We've learned that the derivative, $f'(x)$ , tells us the instantaneous rate of change of a function $f(x)$ . It measures how quickly the function's output is changing with respect to its input, represented geometrically as the slope of the tangent line.

But what if we want to know how the rate of change itself is changing? Just as we can find the rate of change of a function, we can also find the rate of change of its derivative. This leads us to the concept of higher-order derivatives.

The Second Derivative

The most common higher-order derivative you'll encounter, especially in optimization contexts relevant to machine learning, is the second derivative.

Simply put, the second derivative is the derivative of the first derivative. If you have a function $f(x)$ , you find its first derivative, $f'(x)$ . Then, you differentiate $f'(x)$ again to get the second derivative.

Notation:

Just like the first derivative has multiple notations, so does the second derivative:

Lagrange notation: If the first derivative is $f'(x)$ , the second derivative is denoted as $f''(x)$ (read as "f double prime of x").
Leibniz notation: If the first derivative is $\frac{dy}{dx}$ , the second derivative is denoted as $\frac{d^2y}{dx^2}$ (read as "d squared y by dx squared"). Notice where the '2's are placed. It signifies taking the derivative operator $\frac{d}{dx}$ twice with respect to $x$ .

Calculation:

Calculating the second derivative involves applying the differentiation rules you've already learned, just one more time.

Let's take an example: Consider the function: $f(x) = x^3 + 2x^2 - 5x + 1$

First, find the first derivative using the power rule, constant multiple rule, and sum rule: $f'(x) = \frac{d}{dx}(x^3) + \frac{d}{dx}(2x^2) - \frac{d}{dx}(5x) + \frac{d}{dx}(1)$ $f'(x) = 3x^{3-1} + 2(2x^{2-1}) - 5(1x^{1-1}) + 0$ $f'(x) = 3x^2 + 4x - 5$

Now, to find the second derivative, $f''(x)$ , we differentiate $f'(x)$ with respect to $x$ : $f''(x) = \frac{d}{dx}(f'(x)) = \frac{d}{dx}(3x^2 + 4x - 5)$ $f''(x) = \frac{d}{dx}(3x^2) + \frac{d}{dx}(4x) - \frac{d}{dx}(5)$ $f''(x) = 3(2x^{2-1}) + 4(1x^{1-1}) - 0$ $f''(x) = 6x + 4$

So, for $f(x) = x^3 + 2x^2 - 5x + 1$ , the first derivative is $f'(x) = 3x^2 + 4x - 5$ , and the second derivative is $f''(x) = 6x + 4$ .

What Does the Second Derivative Tell Us?

The first derivative $f'(x)$ tells us the slope of the function.

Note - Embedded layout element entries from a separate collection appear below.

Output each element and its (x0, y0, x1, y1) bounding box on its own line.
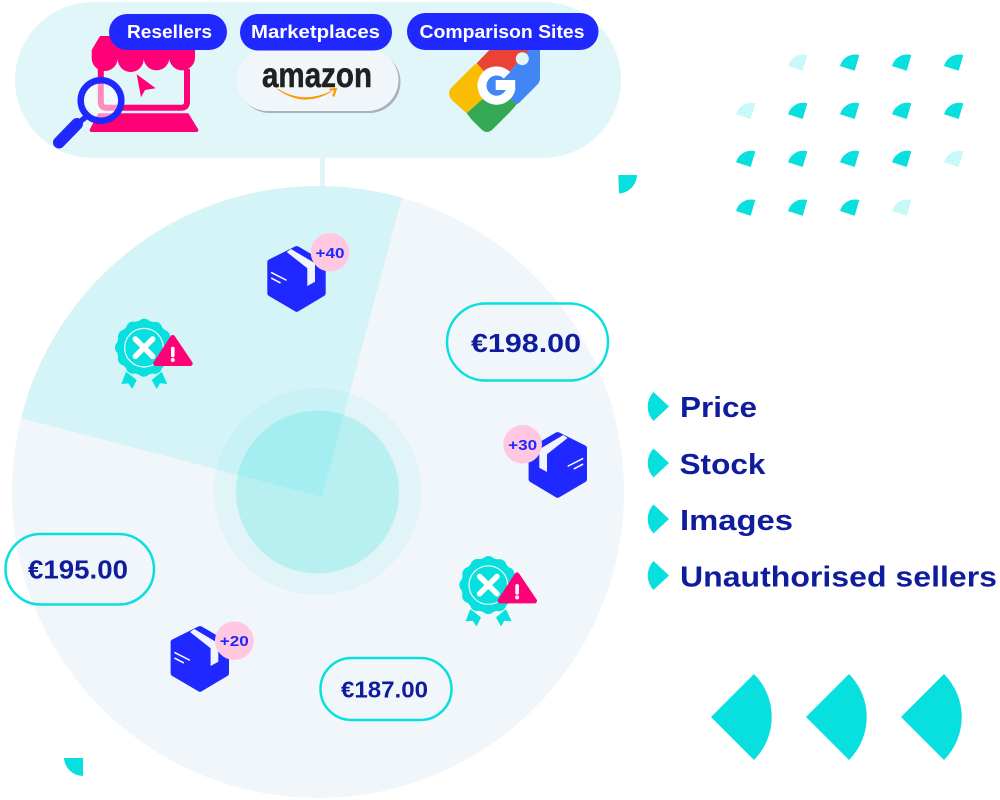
list item: Price (648, 392, 757, 424)
list item: Unauthorised sellers: Unauthorised sellers (680, 562, 997, 594)
panel: sources pill (15, 2, 621, 158)
decorative quadrant top (618, 175, 637, 194)
list item: Images (648, 504, 793, 537)
label: Marketplaces (240, 14, 392, 50)
price tag 195: €195.00 (28, 557, 128, 585)
label: Resellers (109, 14, 227, 50)
label: Resellers: Resellers (127, 21, 212, 42)
list item: Price: Price (680, 392, 757, 424)
decorative dot grid (736, 54, 963, 216)
icon: box +40 (267, 233, 349, 312)
icon: store laptop with magnifier (59, 36, 198, 142)
icon: google tag (449, 50, 540, 132)
icon: rosette warning upper (117, 320, 190, 389)
price tag 195 (6, 534, 154, 604)
amazon logo pill: amazon (262, 56, 372, 95)
list item: Stock (648, 448, 766, 481)
icon: box +30 (503, 425, 587, 498)
badge +30: +30 (508, 437, 537, 454)
price tag 187: €187.00 (341, 677, 428, 703)
radar centre inner disc (236, 410, 399, 574)
amazon logo pill (236, 49, 400, 113)
list item: Stock: Stock (680, 449, 766, 481)
radar wedge (21, 186, 402, 497)
connector (320, 158, 325, 188)
decorative large sectors (711, 674, 962, 760)
price tag 198 (447, 304, 608, 380)
price tag 198: €198.00 (471, 328, 581, 358)
radar centre outer ring (214, 388, 421, 595)
badge +20: +20 (220, 633, 249, 650)
label: Comparison Sites: Comparison Sites (420, 21, 584, 42)
label: Comparison Sites (407, 13, 598, 50)
badge +40: +40 (316, 245, 344, 262)
icon: box +20 (171, 621, 254, 692)
icon: rosette warning lower (461, 558, 534, 626)
list item: Images: Images (680, 505, 793, 537)
price tag 187 (320, 658, 452, 720)
panel: radar circle (0, 150, 624, 798)
label: Marketplaces: Marketplaces (251, 21, 380, 42)
decorative quadrant bottom (64, 758, 83, 776)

The second derivative $f''(x)$ tells us how the slope is changing.

If $f''(x) > 0$ at a point $x$ , it means the slope $f'(x)$ is increasing. The function's graph is bending upwards, like a cup holding water. This is called concave up.
If $f''(x) < 0$ at a point $x$ , it means the slope $f'(x)$ is decreasing. The function's graph is bending downwards, like an overturned cup. This is called concave down.
If $f''(x) = 0$ at a point $x$ , the concavity might be changing at that point (an inflection point), or the test is inconclusive based on the second derivative alone.

Think about velocity and acceleration. If $f(x)$ represents the position of an object, then $f'(x)$ represents its velocity (rate of change of position). Then $f''(x)$ represents its acceleration (rate of change of velocity). Positive acceleration means velocity is increasing; negative acceleration (deceleration) means velocity is decreasing.

The graph shows $y=x^2$ , which is always concave up ( $f''(x)=2$ ), and $y=-x^2$ , which is always concave down ( $f''(x)=-2$ ).

Beyond the Second Derivative

Can we keep going? Yes. We can find the derivative of the second derivative, which is called the third derivative, denoted $f'''(x)$ or $\frac{d^3y}{dx^3}$ . We could continue to find the fourth derivative, fifth derivative, and so on. These are collectively known as higher-order derivatives.

While these exist, the first and second derivatives are the most frequently encountered and practically useful derivatives in the context of machine learning fundamentals, particularly for optimization. The second derivative, as we'll hint at later, plays a role in confirming whether a point identified using the first derivative is actually a minimum (like the bottom of a valley in a cost function) or a maximum.

For now, the important idea is that we can differentiate a function multiple times, and the second derivative provides information about the function's curvature or concavity.